Crime Fighter
- Publishers: Task Force Games
- Publication: 1988; 38 years ago
- Genres: TV cop show Crime-fighting
- Chance: Dice rolling

= Crime Fighter =

Tabletop role-playing game

Crime Fighter is a role-playing game published by Task Force Games in 1988 that is based on popular television "cop shows" of the 1960s such as Dragnet and Adam-12.

==Description==
Crime Fighter is a "TV cop show" role-playing system, in which players play police officers. The game is map-oriented, with counters to move around to indicate positions of cars and characters. The game comes with five cardstock floor-plan sheets and two introductory scenarios.

===Character creation===
Each character has six attributes common to many role-playing games of the time: Strength, Dexterity, Constitution, Intelligence, Willpower, and Charisma. These have either positive or negative values, each of which has an effect on particular skills.

===Activity resolution===
Players check success for an activity by rolling three six-sided dice, adding or subtracting the relevant character attribute, then comparing it to a difficulty level assigned to the task. Any roll above 11 is automatically successful.

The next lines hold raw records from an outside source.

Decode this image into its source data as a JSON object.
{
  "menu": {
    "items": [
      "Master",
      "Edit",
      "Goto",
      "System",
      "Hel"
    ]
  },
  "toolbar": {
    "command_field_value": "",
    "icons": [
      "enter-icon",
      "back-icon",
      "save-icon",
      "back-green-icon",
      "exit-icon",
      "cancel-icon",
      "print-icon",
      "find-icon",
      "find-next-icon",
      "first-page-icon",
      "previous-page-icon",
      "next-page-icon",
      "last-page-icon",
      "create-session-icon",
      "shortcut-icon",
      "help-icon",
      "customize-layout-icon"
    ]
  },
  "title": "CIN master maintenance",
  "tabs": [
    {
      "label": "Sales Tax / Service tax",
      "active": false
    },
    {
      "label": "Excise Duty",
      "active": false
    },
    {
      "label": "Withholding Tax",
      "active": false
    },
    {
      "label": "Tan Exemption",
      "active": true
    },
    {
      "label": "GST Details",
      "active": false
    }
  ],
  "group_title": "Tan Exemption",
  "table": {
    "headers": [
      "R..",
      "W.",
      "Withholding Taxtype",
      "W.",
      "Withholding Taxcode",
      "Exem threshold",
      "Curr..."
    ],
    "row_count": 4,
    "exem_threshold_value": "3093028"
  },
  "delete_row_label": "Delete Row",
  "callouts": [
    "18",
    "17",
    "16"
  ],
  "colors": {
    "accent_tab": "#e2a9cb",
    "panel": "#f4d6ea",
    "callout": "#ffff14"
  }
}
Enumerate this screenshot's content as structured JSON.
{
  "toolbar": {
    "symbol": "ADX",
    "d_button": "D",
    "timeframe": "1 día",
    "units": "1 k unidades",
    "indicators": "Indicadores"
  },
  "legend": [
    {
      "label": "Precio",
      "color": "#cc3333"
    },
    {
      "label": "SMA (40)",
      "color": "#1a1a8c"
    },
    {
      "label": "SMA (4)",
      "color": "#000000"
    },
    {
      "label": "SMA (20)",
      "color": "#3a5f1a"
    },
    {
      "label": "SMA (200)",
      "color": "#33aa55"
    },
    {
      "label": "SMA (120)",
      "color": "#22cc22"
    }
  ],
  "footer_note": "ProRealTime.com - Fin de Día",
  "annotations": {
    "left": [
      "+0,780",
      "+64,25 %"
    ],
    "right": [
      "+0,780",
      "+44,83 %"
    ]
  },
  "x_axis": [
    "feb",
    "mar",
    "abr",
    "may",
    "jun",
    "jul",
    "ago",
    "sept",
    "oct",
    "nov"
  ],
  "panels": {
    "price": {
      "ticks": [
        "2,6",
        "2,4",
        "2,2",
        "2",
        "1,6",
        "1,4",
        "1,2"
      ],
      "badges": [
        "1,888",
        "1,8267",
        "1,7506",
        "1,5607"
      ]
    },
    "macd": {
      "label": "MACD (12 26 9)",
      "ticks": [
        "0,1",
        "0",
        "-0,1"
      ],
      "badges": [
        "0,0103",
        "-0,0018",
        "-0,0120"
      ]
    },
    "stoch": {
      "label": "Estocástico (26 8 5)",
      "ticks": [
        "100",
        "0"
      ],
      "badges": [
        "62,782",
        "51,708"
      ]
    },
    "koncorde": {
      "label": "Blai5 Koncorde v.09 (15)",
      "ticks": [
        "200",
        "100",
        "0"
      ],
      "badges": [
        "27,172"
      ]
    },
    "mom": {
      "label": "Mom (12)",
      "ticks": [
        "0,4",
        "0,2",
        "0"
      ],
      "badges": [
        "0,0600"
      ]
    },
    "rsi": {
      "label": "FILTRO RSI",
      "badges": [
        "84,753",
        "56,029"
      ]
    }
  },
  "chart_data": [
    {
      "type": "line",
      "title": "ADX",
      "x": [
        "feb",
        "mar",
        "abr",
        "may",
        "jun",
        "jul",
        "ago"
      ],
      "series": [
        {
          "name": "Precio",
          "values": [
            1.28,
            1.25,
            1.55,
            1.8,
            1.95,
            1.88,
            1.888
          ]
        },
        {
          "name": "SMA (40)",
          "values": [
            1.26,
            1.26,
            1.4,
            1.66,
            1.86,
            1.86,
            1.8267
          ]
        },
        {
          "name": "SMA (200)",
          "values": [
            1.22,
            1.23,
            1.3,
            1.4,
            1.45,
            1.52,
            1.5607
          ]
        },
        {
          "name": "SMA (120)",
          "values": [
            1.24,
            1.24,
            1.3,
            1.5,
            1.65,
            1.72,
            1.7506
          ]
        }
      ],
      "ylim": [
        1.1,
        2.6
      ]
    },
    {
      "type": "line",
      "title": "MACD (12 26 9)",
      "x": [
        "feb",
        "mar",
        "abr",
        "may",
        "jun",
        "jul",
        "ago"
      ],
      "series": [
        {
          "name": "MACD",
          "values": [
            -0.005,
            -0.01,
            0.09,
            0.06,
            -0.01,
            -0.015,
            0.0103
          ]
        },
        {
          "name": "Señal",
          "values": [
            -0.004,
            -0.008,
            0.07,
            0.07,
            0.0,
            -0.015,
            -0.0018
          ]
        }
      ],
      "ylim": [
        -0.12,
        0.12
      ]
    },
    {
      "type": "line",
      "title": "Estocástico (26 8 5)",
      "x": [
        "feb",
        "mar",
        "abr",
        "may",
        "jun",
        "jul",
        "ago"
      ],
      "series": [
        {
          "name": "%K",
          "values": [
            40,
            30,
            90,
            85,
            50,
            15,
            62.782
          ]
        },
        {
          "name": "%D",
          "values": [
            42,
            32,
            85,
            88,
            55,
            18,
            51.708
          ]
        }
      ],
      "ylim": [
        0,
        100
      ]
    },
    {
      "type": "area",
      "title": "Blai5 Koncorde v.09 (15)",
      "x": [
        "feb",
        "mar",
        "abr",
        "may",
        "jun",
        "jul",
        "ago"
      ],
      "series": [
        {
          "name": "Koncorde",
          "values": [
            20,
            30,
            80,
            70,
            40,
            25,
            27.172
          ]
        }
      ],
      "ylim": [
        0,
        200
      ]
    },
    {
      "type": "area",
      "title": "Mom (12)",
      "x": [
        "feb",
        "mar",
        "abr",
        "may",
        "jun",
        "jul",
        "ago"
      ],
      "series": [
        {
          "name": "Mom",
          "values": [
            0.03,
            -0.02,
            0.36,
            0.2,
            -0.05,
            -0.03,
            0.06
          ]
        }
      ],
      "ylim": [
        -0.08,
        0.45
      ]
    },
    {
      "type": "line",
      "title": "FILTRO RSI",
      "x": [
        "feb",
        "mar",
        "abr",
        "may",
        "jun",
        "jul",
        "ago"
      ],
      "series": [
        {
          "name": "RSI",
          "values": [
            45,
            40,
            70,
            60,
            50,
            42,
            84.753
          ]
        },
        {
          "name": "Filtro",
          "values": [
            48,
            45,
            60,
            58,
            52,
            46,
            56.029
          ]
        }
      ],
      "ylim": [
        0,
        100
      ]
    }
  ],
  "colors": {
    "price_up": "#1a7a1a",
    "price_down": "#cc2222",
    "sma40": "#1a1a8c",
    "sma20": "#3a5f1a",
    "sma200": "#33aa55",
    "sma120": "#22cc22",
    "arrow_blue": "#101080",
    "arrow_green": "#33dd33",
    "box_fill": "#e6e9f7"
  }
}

The rulebook includes rules for character creation, movement, and combat, and a "Sourcebook" section giving background on police procedures and running a campaign.

==Publication history==
Crime Fighter was designed by Aaron Allston, and published by Task Force Games in 1988 as a boxed set containing a 64-page book, a contents sheet, six cardstock sheets, a map, two cardboard counter sheets, and dice.

==Reception==
In his 1990 book The Complete Guide to Role-Playing Games, game critic Rick Swan called this game "a superb simulation of television cop shows ... a slick clever design by Aaron Allston that perfectly captures the campy tone of its source material." Swan concluded by giving the game an excellent rating of 3.5 out of 4, saying, "Fresh, imaginative, and fun. Crimefighter is the best game of its type."